Over the last few weeks I felt drawn to observe more closely some of the events that are shaking our times, and in particular our behaviours and reactions to them. To my surprise, that brought me back to my Fine Arts years and, in particular, to the practice of photography.

In analog photography there’s a very precise step-by-step chemical process to follow in order to develop films and print images on paper, or other materials.

Yes, I’m talking about what people do in those rooms with a red light, that you’ve seen either in person or in uncountable movies, called darkrooms, filled with tools, trays with liquids and more.

In there, step-by-step, you can:

  • impress an image on light-sensitive photographic paper
  • process it by laying the paper in a tray filled with a specific liquid called developer
  • halt its development with a stop bath
  • fix it with a photographic fixer.

The print is then washed, dried and… Voilà! Your photo is ready.

There’s a very specific part of this process that fascinates me and that I’d like to bring to your attention, which is the first step: the revealing part.

When you lay the paper in the first tray and liquid, within a few seconds you see an image appearing. The role of that liquid is to create the contrasts that enable the original image to become visible. Without it, the image is impressed on the paper but it can’t come out.

👉

But what does this have to do with impact or sustainability?

When I look at the situations and events that are shaking communities around the world, “contrasts that make things become visible” is all I can think about.

What do we see, when the President of the European Commission, a woman, enters a room to meet with the President of the European Council and the President of Turkey, both men, and she is the only one without a place to sit?

What do we see when documentaries like Seaspiracy come out?

What do we see when people call out masculine toxicity in media and workplaces?

Usually, we see injustice.
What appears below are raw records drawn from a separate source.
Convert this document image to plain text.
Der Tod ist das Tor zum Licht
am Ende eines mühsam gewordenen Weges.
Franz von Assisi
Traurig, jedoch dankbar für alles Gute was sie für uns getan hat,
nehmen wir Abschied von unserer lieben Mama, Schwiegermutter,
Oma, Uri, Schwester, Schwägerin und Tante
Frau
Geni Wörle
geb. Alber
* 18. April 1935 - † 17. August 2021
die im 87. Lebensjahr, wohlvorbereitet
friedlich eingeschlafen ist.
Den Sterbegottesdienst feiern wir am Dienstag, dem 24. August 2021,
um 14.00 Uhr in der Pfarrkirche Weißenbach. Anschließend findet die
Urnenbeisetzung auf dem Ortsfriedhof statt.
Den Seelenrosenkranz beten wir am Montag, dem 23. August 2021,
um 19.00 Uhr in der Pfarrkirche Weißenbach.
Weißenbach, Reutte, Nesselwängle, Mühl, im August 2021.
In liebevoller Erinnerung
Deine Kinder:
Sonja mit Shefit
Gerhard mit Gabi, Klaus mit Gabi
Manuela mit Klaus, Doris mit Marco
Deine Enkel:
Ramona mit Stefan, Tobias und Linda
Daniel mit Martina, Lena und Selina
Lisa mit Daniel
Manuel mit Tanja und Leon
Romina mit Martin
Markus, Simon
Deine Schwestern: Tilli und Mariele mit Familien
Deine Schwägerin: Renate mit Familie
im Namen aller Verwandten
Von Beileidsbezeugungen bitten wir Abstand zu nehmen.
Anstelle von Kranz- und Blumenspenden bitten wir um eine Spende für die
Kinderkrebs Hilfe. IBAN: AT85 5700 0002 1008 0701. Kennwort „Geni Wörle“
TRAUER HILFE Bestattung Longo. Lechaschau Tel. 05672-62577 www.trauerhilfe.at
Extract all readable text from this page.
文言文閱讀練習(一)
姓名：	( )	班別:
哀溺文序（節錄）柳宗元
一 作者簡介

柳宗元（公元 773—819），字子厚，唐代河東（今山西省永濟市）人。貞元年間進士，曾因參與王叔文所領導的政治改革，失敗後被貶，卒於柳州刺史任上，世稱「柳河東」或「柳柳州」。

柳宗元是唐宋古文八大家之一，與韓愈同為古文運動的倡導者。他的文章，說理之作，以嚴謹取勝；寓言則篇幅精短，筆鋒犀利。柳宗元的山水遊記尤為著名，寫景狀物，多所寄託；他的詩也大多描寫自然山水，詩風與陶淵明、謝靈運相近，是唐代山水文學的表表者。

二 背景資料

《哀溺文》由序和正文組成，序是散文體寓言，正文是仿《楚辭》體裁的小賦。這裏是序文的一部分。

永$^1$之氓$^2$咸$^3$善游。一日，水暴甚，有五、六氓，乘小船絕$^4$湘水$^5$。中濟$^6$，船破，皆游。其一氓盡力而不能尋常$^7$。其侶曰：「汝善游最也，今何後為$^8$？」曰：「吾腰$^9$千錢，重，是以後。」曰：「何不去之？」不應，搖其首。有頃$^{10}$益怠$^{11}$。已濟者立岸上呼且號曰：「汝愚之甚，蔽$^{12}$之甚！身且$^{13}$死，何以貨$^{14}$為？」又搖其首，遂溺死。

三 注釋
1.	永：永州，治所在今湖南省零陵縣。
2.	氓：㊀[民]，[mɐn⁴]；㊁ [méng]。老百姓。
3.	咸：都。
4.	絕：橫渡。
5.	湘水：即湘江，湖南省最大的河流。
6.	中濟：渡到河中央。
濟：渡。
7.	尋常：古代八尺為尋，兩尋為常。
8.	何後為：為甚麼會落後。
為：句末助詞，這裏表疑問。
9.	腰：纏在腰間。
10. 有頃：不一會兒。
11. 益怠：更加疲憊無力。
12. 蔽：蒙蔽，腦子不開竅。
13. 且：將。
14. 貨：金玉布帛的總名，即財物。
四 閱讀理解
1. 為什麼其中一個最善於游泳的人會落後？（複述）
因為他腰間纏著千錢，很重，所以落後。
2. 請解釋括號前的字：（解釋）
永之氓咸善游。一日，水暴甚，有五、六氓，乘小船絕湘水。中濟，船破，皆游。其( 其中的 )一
We think we are looking at the problem and we feel upset, outraged by that very specific something that is “wrong” and that “shouldn’t be the way it is”.

… But there’s another side to it.

As Richard Bach puts it:
“The mark of your ignorance is the depth of your belief in injustice and tragedy.”

These events are creating the contrasts able to force us to look at the image coming out on the paper. Something is made visible, but it was there the whole time.

We don’t like it and we get angry with the image and the liquid being the situation that is bringing the dynamic to surface, forgetting that those are the consequences of a specific set of actions and choices that impressed that image on the paper in the first place.

We need those contrasts, because we need to see.

We need those images to come out, symptoms of a much larger system that is calling for our conscious and effective action: transformational, at root level.

So let it out. Let it show.

It’s the only way we can trace back the steps of the process that we don’t stand for anymore, and change them. For new images, new ideas and new possible futures to come out and become our reality.